I once had a work colleague who had become a “frolleague” (a friend/colleague.) We went to lunch together weekly, worked closely on all kinds of projects, connected outside of work from time to time. When she’d had a serious issue and needed to go to the hospital on an urgent, private matter, she came to my office asking me to drive her. I took her, no questions asked, and days later she confided to me what had happened. I had been glad to be there with her. But then, suddenly the tables turned, and I experienced serious ill-treatment on the part of or employer. She helped me deal with the matter at hand, but when the immediate crisis was over, she essentially stopped speaking to me. Bewildered by her behavior, I reached out from time to time, but received no welcome, no opening. She had cut me off completely, leaving me sad and confused over what I could have possibly done or not done to elicit such a response. In my time of need, she had disappeared.
Given all the things that can go wrong, it’s amazing that we trust anyone ever. I spent many years wrapping my heart in protective shielding to minimize the hope and disappointment I might experience interacting with other people. I would be cautious about who I counted as friends, and I was really hard-pressed to trust myself or others with my heart having lived through two break ups with partners, who left me–one for another person. Somehow in the midst of all of this, I have found pathways to healing that have allowed me to continue to open my heart to people around me. At the end of the day, this is a very good thing.

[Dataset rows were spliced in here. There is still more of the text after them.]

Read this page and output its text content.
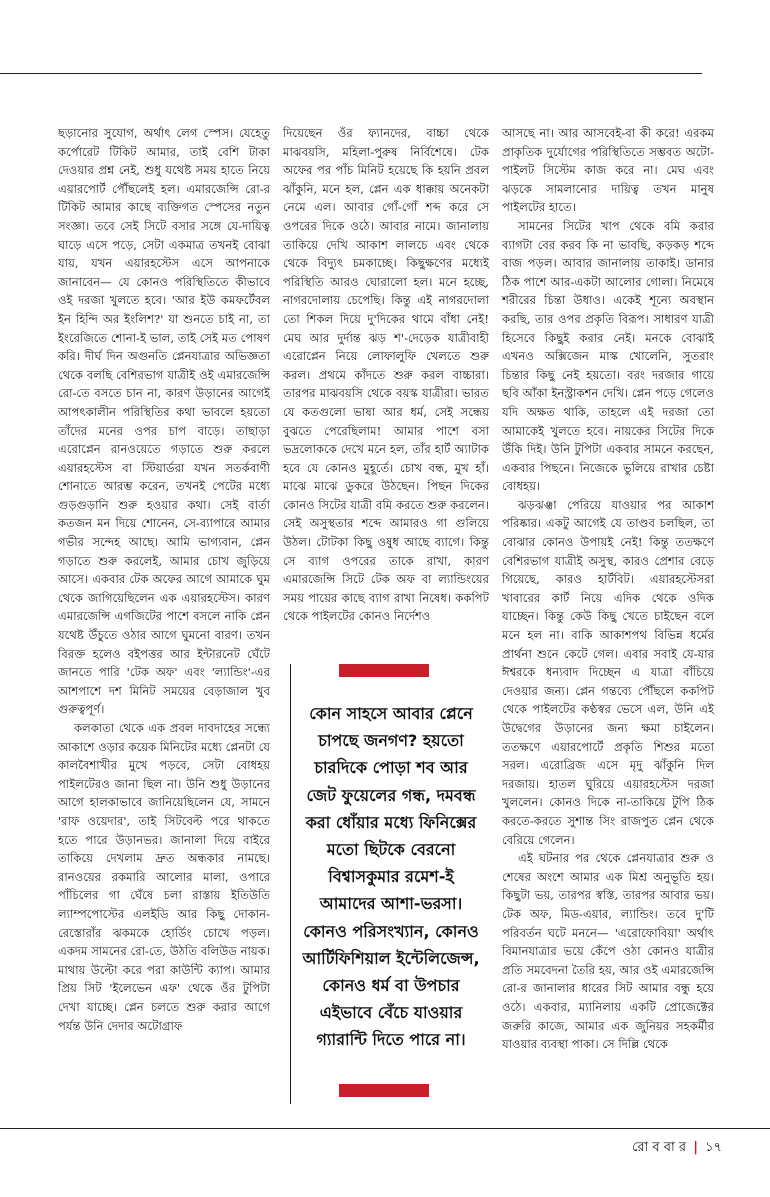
ছড়ানোর সুযোগ, অর্থাৎ লেগ স্পেস। যেহেতু কর্পোরেট টিকিট আমার, তাই বেশি টাকা দেওয়ার প্রশ্ন নেই, শুধু যথেষ্ট সময় হাতে নিয়ে এয়ারপোর্ট পৌঁছলেই হল। এমারজেন্সি রো-র টিকিট আমার কাছে ব্যক্তিগত স্পেসের নতুন সংজ্ঞা। তবে সেই সিটে বসার সঙ্গে যে-দায়িত্ব ঘাড়ে এসে পড়ে, সেটা একমাত্র তখনই বোঝা যায়, যখন এয়ারহস্টেস এসে আপনাকে জানাবেন— যে কোনও পরিস্থিতিতে কীভাবে ওই দরজা খুলতে হবে। 'আর ইউ কমফর্টেবল ইন হিন্দি অর ইংলিশ?' যা শুনতে চাই না, তা ইংরেজিতে শোনা-ই ভাল, তাই সেই মত পোষণ করি। দীর্ঘ দিন অগুনতি প্লেনযাত্রার অভিজ্ঞতা থেকে বলছি বেশিরভাগ যাত্রীই ওই এমারজেন্সি রো-তে বসতে চান না, কারণ উড়ানের আগেই আপৎকালীন পরিস্থিতির কথা ভাবলে হয়তো তাঁদের মনের ওপর চাপ বাড়ে। তাছাড়া এরোপ্লেন রানওয়েতে গড়াতে শুরু করলে এয়ারহস্টেস বা স্টিয়ার্ডরা যখন সতর্কবাণী শোনাতে আরম্ভ করেন, তখনই পেটের মধ্যে গুড়গুড়ানি শুরু হওয়ার কথা। সেই বার্তা কতজন মন দিয়ে শোনেন, সে-ব্যাপারে আমার গভীর সন্দেহ আছে। আমি ভাগ্যবান, প্লেন গড়াতে শুরু করলেই, আমার চোখ জুড়িয়ে আসে। একবার টেক অফের আগে আমাকে ঘুম থেকে জাগিয়েছিলেন এক এয়ারহস্টেস। কারণ এমারজেন্সি এগজিটের পাশে বসলে নাকি প্লেন যথেষ্ট উঁচুতে ওঠার আগে ঘুমনো বারণ। তখন বিরক্ত হলেও বইপত্তর আর ইন্টারনেট ঘেঁটে জানতে পারি 'টেক অফ' এবং 'ল্যান্ডিং'-এর আশপাশে দশ মিনিট সময়ের বেড়াজাল খুব গুরুত্বপূর্ণ।

কলকাতা থেকে এক প্রবল দাবদাহের সন্ধ্যে আকাশে ওড়ার কয়েক মিনিটের মধ্যে প্লেনটা যে কালবৈশাখীর মুখে পড়বে, সেটা বোধহয় পাইলটেরও জানা ছিল না। উনি শুধু উড়ানের আগে হালকাভাবে জানিয়েছিলেন যে, সামনে 'রাফ ওয়েদার', তাই সিটবেল্ট পরে থাকতে হতে পারে উড়ানভর। জানালা দিয়ে বাইরে তাকিয়ে দেখলাম দ্রুত অন্ধকার নামছে। রানওয়ের রকমারি আলোর মালা, ওপারে পাঁচিলের গা ঘেঁষে চলা রাস্তায় ইতিউতি ল্যাম্পপোস্টের এলইডি আর কিছু দোকান-রেস্তোরাঁর ঝকমকে হোর্ডিং চোখে পড়ল। একদম সামনের রো-তে, উঠতি বলিউড নায়ক। মাথায় উল্টো করে পরা কাউন্টি ক্যাপ। আমার প্রিয় সিট 'ইলেভেন এফ' থেকে ওঁর টুপিটা দেখা যাচ্ছে। প্লেন চলতে শুরু করার আগে পর্যন্ত উনি দেদার অটোগ্রাফ

দিয়েছেন ওঁর ফ্যানদের, বাচ্চা থেকে মাঝবয়সি, মহিলা-পুরুষ নির্বিশেষে। টেক অফের পর পাঁচ মিনিট হয়েছে কি হয়নি প্রবল ঝাঁকুনি, মনে হল, প্লেন এক ধাক্কায় অনেকটা নেমে এল। আবার গোঁ-গোঁ শব্দ করে সে ওপরের দিকে ওঠে। আবার নামে। জানালায় তাকিয়ে দেখি আকাশ লালচে এবং থেকে থেকে বিদ্যুৎ চমকাচ্ছে। কিছুক্ষণের মধ্যেই পরিস্থিতি আরও ঘোরালো হল। মনে হচ্ছে, নাগরদোলায় চেপেছি। কিন্তু এই নাগরদোলা তো শিকল দিয়ে দু'দিকের থামে বাঁধা নেই! মেঘ আর দুর্দান্ত ঝড় শ'-দেড়েক যাত্রীবাহী এরোপ্লেন নিয়ে লোফালুফি খেলতে শুরু করল। প্রথমে কাঁদতে শুরু করল বাচ্চারা। তারপর মাঝবয়সি থেকে বয়স্ক যাত্রীরা। ভারত যে কতগুলো ভাষা আর ধর্ম, সেই সন্ধেয় বুঝতে পেরেছিলাম! আমার পাশে বসা ভদ্রলোককে দেখে মনে হল, তাঁর হার্ট অ্যাটাক হবে যে কোনও মুহূর্তে। চোখ বন্ধ, মুখ হাঁ। মাঝে মাঝে ডুকরে উঠছেন। পিছন দিকের কোনও সিটের যাত্রী বমি করতে শুরু করলেন। সেই অসুস্থতার শব্দে আমারও গা গুলিয়ে উঠল। টোটকা কিছু ওষুধ আছে ব্যাগে। কিন্তু সে ব্যাগ ওপরের তাকে রাখা, কারণ এমারজেন্সি সিটে টেক অফ বা ল্যান্ডিংয়ের সময় পায়ের কাছে ব্যাগ রাখা নিষেধ। ককপিট থেকে পাইলটের কোনও নির্দেশও

কোন সাহসে আবার প্লেনে চাপছে জনগণ? হয়তো চারদিকে পোড়া শব আর জেট ফুয়েলের গন্ধ, দমবন্ধ করা ধোঁয়ার মধ্যে ফিনিক্সের মতো ছিটকে বেরনো বিশ্বাসকুমার রমেশ-ই আমাদের আশা-ভরসা। কোনও পরিসংখ্যান, কোনও আর্টিফিশিয়াল ইন্টেলিজেন্স, কোনও ধর্ম বা উপচার এইভাবে বেঁচে যাওয়ার গ্যারান্টি দিতে পারে না।

আসছে না। আর আসবেই-বা কী করে! এরকম প্রাকৃতিক দুর্যোগের পরিস্থিতিতে সম্ভবত অটো-পাইলট সিস্টেম কাজ করে না। মেঘ এবং ঝড়কে সামলানোর দায়িত্ব তখন মানুষ পাইলটের হাতে।

সামনের সিটের খাপ থেকে বমি করার ব্যাগটা বের করব কি না ভাবছি, কড়কড় শব্দে বাজ পড়ল। আবার জানালায় তাকাই। ডানার ঠিক পাশে আর-একটা আলোর গোলা। নিমেষে শরীরের চিন্তা উধাও। একেই শূন্যে অবস্থান করছি, তার ওপর প্রকৃতি বিরূপ। সাধারণ যাত্রী হিসেবে কিছুই করার নেই। মনকে বোঝাই এখনও অক্সিজেন মাস্ক খোলেনি, সুতরাং চিন্তার কিছু নেই হয়তো। বরং দরজার গায়ে ছবি আঁকা ইনস্ট্রাকশন দেখি। প্লেন পড়ে গেলেও যদি অক্ষত থাকি, তাহলে এই দরজা তো আমাকেই খুলতে হবে। নায়কের সিটের দিকে উঁকি দিই। উনি টুপিটা একবার সামনে করছেন, একবার পিছনে। নিজেকে ভুলিয়ে রাখার চেষ্টা বোধহয়।

ঝড়ঝঞ্ঝা পেরিয়ে যাওয়ার পর আকাশ পরিষ্কার। একটু আগেই যে তাণ্ডব চলছিল, তা বোঝার কোনও উপায়ই নেই! কিন্তু ততক্ষণে বেশিরভাগ যাত্রীই অসুস্থ, কারও প্রেশার বেড়ে গিয়েছে, কারও হার্টবিট। এয়ারহস্টেসরা খাবারের কার্ট নিয়ে এদিক থেকে ওদিক যাচ্ছেন। কিন্তু কেউ কিছু খেতে চাইছেন বলে মনে হল না। বাকি আকাশপথ বিভিন্ন ধর্মের প্রার্থনা শুনে কেটে গেল। এবার সবাই যে-যার ঈশ্বরকে ধন্যবাদ দিচ্ছেন এ যাত্রা বাঁচিয়ে দেওয়ার জন্য। প্লেন গন্তব্যে পৌঁছলে ককপিট থেকে পাইলটের কণ্ঠস্বর ভেসে এল, উনি এই উদ্বেগের উড়ানের জন্য ক্ষমা চাইলেন। ততক্ষণে এয়ারপোর্টে প্রকৃতি শিশুর মতো সরল। এরোব্রিজ এসে মৃদু ঝাঁকুনি দিল দরজায়। হাতল ঘুরিয়ে এয়ারহস্টেস দরজা খুললেন। কোনও দিকে না-তাকিয়ে টুপি ঠিক করতে-করতে সুশান্ত সিং রাজপুত প্লেন থেকে বেরিয়ে গেলেন।

এই ঘটনার পর থেকে প্লেনযাত্রার শুরু ও শেষের অংশে আমার এক মিশ্র অনুভূতি হয়। কিছুটা ভয়, তারপর স্বস্তি, তারপর আবার ভয়। টেক অফ, মিড-এয়ার, ল্যান্ডিং। তবে দু'টি পরিবর্তন ঘটে মননে— 'এরোফোবিয়া' অর্থাৎ বিমানযাত্রার ভয়ে কেঁপে ওঠা কোনও যাত্রীর প্রতি সমবেদনা তৈরি হয়, আর ওই এমারজেন্সি রো-র জানালার ধারের সিট আমার বন্ধু হয়ে ওঠে। একবার, ম্যানিলায় একটি প্রোজেক্টের জরুরি কাজে, আমার এক জুনিয়র সহকর্মীর যাওয়ার ব্যবস্থা পাকা। সে দিল্লি থেকে

রো ব বা র | ১৭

Over the course of these 40 days I find myself thinking about my various relationships, past and present. I have learned a great deal from the way they began, progressed, and ended, learning how my heart responds to such things. And while I don’t have it all worked out by any stretch of the imagination, I do know a few things now that I didn’t know back then. Those lessons learned are what will sustain me as I move forward into new relationships at home and at work. That too, is a very good thing.